Accession Number : ADA331534
Title : Materials Research Society Symposium Proceedings. Volume 409. Fracture-Instability Dynamics, Scaling, and Ductile/Brittle Behavior, 27 November - 1 December 1995, Boston, Massachussets.
Descriptive Note : Conference proceedings
Corporate Author : MATERIALS RESEARCH SOCIETY PITTSBURGH PA
Personal Author(s) : Blumberg Selinger, Robin L. ; Mecholsky, John J. ; Carlsson, Anders E. ; Fuller, Edwin R., Jr
PDF Url : ADA331534
Report Date : 1995
Pagination or Media Count : 402
Abstract : This volume contains the papers that were presented at the 1995 MRS Fall Meeting in Symposium Q, entitled 'Fracture: Instability Dynamics, Scaling, and Ductile/Brittle Behavior.' The purpose of the symposium was to bring together the many communities that investigate the fundamentals of fracture, with special sessions on the ductile/brittle transition, fracture at interfaces, fracture in ceramics and composites, dynamic instabilities in crack propagation, and fractals and scaling in fracture.
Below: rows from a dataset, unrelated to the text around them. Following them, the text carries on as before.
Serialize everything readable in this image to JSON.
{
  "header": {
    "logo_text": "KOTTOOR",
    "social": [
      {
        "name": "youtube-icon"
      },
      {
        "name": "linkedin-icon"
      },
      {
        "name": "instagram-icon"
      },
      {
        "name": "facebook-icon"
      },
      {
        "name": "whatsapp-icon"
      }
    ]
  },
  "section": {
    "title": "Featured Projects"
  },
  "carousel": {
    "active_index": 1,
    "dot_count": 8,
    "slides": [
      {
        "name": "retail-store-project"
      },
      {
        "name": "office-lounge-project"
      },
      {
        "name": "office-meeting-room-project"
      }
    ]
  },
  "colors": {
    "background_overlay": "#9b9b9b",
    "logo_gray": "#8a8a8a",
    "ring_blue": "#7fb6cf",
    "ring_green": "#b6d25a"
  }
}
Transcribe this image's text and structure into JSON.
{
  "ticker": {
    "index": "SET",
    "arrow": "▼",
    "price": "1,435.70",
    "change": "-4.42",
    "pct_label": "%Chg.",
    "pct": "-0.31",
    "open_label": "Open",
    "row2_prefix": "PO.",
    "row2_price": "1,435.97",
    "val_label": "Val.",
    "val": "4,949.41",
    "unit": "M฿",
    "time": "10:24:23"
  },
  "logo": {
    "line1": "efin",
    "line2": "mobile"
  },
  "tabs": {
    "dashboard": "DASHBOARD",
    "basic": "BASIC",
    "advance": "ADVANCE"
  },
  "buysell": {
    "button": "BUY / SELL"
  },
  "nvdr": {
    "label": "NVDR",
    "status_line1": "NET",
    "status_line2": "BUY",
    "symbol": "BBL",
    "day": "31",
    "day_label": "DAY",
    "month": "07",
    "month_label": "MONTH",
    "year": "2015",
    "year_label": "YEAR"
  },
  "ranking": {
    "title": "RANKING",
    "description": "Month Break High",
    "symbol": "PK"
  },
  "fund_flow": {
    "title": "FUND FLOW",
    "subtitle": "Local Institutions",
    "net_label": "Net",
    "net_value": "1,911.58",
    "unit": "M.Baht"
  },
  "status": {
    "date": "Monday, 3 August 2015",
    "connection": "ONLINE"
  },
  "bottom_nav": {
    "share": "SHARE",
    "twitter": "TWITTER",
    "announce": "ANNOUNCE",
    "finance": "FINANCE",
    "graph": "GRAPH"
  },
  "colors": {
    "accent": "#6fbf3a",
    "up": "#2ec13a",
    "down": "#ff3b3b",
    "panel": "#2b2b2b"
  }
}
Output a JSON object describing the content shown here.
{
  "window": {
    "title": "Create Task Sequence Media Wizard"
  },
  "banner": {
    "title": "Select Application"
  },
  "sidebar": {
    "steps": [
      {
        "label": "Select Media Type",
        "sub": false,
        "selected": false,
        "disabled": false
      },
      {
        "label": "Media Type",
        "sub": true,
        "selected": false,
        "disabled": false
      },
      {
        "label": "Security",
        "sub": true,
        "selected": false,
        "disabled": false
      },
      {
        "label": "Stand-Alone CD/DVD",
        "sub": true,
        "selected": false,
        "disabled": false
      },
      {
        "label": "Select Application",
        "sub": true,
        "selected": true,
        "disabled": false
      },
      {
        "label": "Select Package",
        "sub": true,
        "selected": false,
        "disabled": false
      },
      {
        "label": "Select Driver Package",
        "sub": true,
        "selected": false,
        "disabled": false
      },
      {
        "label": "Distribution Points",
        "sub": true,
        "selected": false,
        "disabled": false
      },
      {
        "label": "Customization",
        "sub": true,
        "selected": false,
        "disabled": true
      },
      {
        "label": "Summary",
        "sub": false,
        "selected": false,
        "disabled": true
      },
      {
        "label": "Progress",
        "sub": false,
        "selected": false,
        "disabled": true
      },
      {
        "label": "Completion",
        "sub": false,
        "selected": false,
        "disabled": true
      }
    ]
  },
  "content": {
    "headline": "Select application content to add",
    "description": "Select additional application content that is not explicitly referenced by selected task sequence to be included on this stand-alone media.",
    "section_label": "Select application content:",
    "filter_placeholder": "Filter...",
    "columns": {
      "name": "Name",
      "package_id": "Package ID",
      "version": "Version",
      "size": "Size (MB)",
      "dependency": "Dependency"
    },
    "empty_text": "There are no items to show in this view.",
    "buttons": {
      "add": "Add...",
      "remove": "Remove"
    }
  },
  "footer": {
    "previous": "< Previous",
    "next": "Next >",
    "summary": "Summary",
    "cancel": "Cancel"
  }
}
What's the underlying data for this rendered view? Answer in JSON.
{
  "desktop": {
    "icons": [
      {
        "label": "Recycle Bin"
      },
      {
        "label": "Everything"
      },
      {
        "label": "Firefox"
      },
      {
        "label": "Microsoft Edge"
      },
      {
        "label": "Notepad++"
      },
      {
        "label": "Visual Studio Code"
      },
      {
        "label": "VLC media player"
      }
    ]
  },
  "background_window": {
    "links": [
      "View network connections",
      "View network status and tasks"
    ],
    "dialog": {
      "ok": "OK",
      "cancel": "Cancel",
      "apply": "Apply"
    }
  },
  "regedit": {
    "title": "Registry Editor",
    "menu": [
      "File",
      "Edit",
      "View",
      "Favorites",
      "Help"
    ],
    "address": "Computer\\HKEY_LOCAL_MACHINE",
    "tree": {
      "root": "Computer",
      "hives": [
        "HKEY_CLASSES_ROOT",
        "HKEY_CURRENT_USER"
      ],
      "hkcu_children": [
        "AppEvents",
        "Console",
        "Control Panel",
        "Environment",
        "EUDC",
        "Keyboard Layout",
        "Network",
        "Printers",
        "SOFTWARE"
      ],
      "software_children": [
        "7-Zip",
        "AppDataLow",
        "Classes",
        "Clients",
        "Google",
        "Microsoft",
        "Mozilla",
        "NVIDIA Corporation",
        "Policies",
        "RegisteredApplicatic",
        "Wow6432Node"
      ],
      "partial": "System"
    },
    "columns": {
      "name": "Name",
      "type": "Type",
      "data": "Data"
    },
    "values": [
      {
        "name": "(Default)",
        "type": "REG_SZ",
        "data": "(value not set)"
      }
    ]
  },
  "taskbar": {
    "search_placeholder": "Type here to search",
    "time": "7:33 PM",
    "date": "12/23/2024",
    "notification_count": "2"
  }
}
What was most striking about the symposium was the rich variety of methods that investigators use to model fracture. At the most detailed level, ab initio techniques are used, for instance, to estimate the strength of adhesion at an interface as a function of local structure and composition. At the next level, classical molecular dynamics provide a close up view of a propagating crack in a two- or three-dimensional solid, at least over short length and time scales. Green's function methods provide a way to model the behavior of materials at the atomic scale in the static limit, with zero temperature and strain rate. At the mesoscale, defects such as dislocations may be modeled as point particles (in 2-D) or as line segments (in 3-D) with long-range interactions. The dislocation density may be approximated as a continuous function of position and time, or even treated as an order parameter in a statistical mechanical model. At larger length scales, finite element and continuum models are used to study mixed mode crack propagation, and bond network models are used to represent the behavior of fiber composites.
Descriptors : *SYMPOSIA, *CERAMIC MATRIX COMPOSITES, *FRACTURE(MECHANICS), *DUCTILE BRITTLE TRANSITION, MATHEMATICAL MODELS, SCANNING ELECTRON MICROSCOPES, FINITE ELEMENT ANALYSIS, FIBER REINFORCED COMPOSITES, ADHESION, TOUGHNESS, STRAIN RATE, CRACK PROPAGATION, SCALING FACTOR, GREENS FUNCTIONS, STATISTICAL MECHANICS.